Religious superstitions aren't "as much useful information" as science. That's why they are left behind. Religion is useless because is just a mask for ignorance.
>The ‘tyranny of literacy’ makes us sceptical of knowledge being retained in oral societies for such a long time
This is actually not what I thought this would be about from the headline: I thought someone would pull the Plato quote from Phaedrus about how literacy was inferior because it forced us to engage with views from dead men who were not able to answer for what they wrote.
It's just making the point that if you have a society that's entirely dependent on memory, it's going to have a better memory.
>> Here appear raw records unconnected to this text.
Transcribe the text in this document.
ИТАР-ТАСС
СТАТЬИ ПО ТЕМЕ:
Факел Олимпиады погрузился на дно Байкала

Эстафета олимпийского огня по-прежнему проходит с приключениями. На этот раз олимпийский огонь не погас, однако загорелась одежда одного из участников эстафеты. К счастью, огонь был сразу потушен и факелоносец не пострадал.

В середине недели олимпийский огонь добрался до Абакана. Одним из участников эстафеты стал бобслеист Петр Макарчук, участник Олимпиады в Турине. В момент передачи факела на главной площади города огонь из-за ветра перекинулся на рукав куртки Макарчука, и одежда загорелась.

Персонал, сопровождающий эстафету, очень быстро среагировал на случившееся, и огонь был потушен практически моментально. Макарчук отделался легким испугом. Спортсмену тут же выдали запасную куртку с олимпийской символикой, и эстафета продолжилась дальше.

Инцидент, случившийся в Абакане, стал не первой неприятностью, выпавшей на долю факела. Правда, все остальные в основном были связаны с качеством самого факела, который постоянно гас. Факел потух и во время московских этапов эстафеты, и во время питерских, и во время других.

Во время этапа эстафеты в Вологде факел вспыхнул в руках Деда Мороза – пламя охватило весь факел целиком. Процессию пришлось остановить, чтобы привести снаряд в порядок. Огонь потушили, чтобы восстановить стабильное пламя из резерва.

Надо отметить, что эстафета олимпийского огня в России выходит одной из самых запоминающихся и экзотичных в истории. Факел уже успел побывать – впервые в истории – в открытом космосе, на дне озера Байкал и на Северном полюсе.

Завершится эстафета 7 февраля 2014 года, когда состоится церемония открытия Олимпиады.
This seems logical; their example about remembering phone numbers is simple and relatable.
And Plato made this point as well: "They will cease to exercise memory because they rely on that which is written, calling things to remembrance no longer from within themselves, but by means of external marks."
I'd imagine there's a fair amount of motivated reasoning behind rejecting this point.
My point is that oral tradition requires an unbroken chain and events often conspire to break generational tradition.
The written word is a hedge against the loss of oral history. There’s nothing to say we couldn’t have both.